The term is vague, as all good three-word summaries are.


glenora is the dictionary app. i have enough of an API for the next stage, but it would need a full re-write for productization.

🔥 perhaps I should try a directory next.


Some of these have been tools to help humans use the AI.

2025-04-16 18:57:28

5/5

it has been a drudge to get work done.


the end-goal is within sight. one more round of prompt-tuning, a $1 gpt-4.1-nano run, and some rounds of "LLM consensus checking".

the goal then becomes applications.

  • LLM benchmarks. 🔥 ( use the machine to feed the machine) 💡 ( "which word has this definition" questions will be possible at some point. but not yet.)
  • Elementary education. 💡 ( which words should a 3rd/5th grader know? be studying?) ⚙️ ( so far no useful progress on "how easy/hard is it to spell this word")
  • Second-language learning. 💡 ( a "which is the Chinese for this word in this sentence" app.)
  • Text difficulty. A smarter metric than Flesch-Kincaid.

The "cosine similarity" question of "how similar are these word definitions" is not yet solved. I'm not sure I can solve it.

I can test it; I have several ways of generating embeddings. And (probably) these can include a sentence as context.

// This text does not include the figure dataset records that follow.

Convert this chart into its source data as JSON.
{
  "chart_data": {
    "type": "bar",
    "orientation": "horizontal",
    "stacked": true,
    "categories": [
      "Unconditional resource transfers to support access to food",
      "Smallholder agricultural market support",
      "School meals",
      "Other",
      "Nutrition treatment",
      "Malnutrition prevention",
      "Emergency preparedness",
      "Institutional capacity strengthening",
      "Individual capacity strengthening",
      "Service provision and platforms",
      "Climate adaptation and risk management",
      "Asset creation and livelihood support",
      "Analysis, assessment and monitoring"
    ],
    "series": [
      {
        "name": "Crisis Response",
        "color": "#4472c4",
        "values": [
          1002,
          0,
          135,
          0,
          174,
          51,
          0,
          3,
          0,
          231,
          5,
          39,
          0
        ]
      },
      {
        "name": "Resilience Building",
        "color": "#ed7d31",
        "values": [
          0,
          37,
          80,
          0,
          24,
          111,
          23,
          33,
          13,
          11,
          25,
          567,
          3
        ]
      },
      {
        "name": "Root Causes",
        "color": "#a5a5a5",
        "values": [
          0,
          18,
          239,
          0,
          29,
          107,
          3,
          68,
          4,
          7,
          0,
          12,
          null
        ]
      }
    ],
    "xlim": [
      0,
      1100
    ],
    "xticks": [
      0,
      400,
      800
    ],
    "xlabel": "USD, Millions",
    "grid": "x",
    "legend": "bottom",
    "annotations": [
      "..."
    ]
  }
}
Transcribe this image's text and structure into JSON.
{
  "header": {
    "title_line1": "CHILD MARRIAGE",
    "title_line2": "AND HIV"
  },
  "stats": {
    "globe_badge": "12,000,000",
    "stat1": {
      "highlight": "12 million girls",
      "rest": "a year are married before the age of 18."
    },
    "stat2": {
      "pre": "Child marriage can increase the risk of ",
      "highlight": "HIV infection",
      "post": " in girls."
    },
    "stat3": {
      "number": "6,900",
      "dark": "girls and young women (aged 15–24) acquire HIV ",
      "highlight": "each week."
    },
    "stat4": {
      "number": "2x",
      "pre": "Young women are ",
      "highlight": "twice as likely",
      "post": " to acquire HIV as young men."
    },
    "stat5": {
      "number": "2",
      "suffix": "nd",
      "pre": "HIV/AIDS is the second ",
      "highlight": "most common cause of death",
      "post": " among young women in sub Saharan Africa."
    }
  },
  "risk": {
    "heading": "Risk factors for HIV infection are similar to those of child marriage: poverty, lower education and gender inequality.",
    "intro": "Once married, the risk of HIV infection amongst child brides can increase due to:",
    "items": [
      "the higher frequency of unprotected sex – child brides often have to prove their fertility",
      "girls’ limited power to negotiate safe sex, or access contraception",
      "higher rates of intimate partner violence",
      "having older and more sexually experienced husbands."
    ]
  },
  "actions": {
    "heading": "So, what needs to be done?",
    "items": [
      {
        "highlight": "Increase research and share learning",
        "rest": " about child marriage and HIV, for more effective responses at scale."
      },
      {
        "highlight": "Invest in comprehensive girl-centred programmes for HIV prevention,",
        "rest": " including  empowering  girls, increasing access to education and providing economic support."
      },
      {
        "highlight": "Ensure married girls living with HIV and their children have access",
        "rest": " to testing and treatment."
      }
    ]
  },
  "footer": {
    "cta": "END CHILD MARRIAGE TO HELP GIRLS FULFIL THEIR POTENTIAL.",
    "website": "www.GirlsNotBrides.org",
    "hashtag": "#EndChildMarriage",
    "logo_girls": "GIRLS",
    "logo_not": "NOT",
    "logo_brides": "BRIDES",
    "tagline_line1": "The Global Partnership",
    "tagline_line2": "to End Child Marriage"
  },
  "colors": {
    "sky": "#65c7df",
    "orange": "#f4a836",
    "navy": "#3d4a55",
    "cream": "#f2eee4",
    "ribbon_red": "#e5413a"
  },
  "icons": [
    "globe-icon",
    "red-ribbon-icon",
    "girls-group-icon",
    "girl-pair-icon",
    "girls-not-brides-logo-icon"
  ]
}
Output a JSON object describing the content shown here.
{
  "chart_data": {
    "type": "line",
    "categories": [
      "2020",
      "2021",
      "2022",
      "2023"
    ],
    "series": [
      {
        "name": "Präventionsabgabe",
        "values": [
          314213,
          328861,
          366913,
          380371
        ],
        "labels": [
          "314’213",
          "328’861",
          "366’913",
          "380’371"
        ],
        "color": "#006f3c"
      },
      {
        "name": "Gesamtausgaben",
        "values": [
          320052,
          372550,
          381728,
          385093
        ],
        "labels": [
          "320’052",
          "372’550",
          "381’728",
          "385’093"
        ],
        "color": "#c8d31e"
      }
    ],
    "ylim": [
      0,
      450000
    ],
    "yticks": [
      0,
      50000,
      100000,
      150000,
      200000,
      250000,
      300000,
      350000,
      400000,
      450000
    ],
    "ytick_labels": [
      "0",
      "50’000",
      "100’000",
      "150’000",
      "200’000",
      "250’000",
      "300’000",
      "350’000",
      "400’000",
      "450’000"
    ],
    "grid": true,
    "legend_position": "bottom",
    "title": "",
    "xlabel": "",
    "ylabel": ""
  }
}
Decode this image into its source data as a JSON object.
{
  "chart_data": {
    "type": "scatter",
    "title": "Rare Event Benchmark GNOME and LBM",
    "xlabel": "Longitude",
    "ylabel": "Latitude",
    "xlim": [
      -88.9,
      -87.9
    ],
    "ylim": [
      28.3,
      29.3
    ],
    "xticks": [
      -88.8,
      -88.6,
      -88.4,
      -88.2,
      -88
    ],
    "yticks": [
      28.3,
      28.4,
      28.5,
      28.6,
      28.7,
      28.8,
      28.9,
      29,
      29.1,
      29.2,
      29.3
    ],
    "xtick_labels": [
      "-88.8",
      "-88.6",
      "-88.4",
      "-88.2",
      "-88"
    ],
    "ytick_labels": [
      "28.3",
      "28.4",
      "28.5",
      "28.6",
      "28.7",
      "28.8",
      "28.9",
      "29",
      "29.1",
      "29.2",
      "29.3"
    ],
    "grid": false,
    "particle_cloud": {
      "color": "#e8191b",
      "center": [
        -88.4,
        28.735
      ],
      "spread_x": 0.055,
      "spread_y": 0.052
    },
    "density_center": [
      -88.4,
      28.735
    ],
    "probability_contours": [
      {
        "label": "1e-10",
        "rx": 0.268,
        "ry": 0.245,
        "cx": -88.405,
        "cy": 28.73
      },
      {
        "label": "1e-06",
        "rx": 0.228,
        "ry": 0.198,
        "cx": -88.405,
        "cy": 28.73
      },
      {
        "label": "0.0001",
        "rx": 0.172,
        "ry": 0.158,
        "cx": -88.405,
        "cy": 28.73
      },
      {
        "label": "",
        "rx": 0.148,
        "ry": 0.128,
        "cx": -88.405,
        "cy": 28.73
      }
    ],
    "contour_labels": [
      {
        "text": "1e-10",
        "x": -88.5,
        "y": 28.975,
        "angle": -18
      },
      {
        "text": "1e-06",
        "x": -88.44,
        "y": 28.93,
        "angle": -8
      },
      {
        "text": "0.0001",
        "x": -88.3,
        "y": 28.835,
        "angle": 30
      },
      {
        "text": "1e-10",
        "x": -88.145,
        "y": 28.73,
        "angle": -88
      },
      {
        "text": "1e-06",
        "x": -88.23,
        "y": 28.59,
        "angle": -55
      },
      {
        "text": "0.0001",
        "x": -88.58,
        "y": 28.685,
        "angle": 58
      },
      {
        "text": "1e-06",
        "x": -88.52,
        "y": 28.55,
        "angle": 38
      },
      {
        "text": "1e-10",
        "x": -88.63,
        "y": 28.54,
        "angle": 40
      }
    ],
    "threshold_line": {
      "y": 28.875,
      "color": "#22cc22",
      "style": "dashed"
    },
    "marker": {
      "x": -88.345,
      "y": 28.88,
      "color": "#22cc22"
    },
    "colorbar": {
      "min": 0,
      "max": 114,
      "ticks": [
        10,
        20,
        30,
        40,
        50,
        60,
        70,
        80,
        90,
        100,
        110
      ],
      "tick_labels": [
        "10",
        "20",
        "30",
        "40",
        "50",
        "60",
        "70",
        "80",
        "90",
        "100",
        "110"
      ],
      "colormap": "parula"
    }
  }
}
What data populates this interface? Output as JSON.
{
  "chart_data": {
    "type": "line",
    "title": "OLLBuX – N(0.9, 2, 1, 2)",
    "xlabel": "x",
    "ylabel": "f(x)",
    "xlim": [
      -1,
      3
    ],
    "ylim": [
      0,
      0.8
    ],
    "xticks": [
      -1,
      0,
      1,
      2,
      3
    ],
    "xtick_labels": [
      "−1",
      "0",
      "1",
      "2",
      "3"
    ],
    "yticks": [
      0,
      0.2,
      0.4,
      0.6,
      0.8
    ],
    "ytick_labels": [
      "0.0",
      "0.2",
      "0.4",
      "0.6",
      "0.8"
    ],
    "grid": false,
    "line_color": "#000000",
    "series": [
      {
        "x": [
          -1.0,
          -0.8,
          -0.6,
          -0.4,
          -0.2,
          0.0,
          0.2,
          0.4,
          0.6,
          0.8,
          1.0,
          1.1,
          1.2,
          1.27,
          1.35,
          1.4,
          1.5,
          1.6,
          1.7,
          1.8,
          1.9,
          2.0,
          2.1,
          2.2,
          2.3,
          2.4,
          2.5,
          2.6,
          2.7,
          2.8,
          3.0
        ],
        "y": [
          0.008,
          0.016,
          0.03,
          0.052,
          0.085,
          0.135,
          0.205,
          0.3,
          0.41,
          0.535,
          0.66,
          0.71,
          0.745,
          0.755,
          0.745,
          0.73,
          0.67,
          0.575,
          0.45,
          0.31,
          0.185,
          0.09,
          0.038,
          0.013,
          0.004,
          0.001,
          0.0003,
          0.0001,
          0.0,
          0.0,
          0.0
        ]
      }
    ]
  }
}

I also have no solutions for the "group different word-forms with the same meaning". For jump, jumps, jumped, for example.

This would be a much more substantial problem for more highly-conjugated languages. With English, it is almost avoidable.


Around word 5000, i am seeing raft, yield, algebra, and pizza.

This seems correct enough? "Algebra" is more common in encyclopedic contexts, and "pizza" doesn't show up in the 19th century corpus at all.


But, as far as "exploration" is concerned, I am reaching diminishing returns.

I have one more list of "see if Claude can do this quickly". After that, "glenora" will become an inactive project.

why cyc failed Miscellany
2025-04-13 21:08:52

https://yuxi-liu-wired.github.io/essays/posts/cyc/

The first reason Cyc failed was the cost of the system. A single researcher with a personal allocation of compute in 2025 can do as much as 1000 full-time employees could do in 1980.

🔥 the second reason was that Doug Lenat became a cultist, and cultists never discover anything.

2025-04-13 18:27:23

This system does demonstrate the flaws of some of the smaller models. Gemma3:4b, when I asked it to define artillery, said that one definition was an alternative for artilegia, a (non-existent) word for "fingers or toes".


The next goal is to get a Chinese word-frequency distribution.

This isn't too hard.

  • Download a zhwiki dump.
  • Generate a list of the "top 2500" pages. 💡 ( I have some old code that does a PageRank-like algorithm to find the top pages. For enwiki, the results are quite good; with a few anomalies like Oxford University Press being highly ranked because of citations.) ⚙️ ( it is convenient that most of the Wiki templates are in English.)
  • Use jieba to tokenize the text.
  • Get a word count.
  • "Merge" this with the English lists.

The obvious problem is that words don't match 1-1 between languages. eros, agape, and philia.

The details of these problems are unpredictable at this time.

2025-04-13 15:18:52

i had a dream last night: i had to visit somebody in the hospital. roughly 75 years old; had been in a minor car accident.

what did I bring them? scratch-off lottery tickets.

in the dream, this turned out to be a great thing to bring. the dexterity involved was challenging yet possible. the excitement was noticeable but not overwhelming. once neither of the two tickets won, there was no issue with redeeming the tickets. and at $4, it was no more expensive than a greeting card.


for a younger person of the same competence, lottery tickets may be a trap of addiction.

for the temporarily-impaired senior, perhaps they are a good thing.

🔥 now I just need to try it in real life.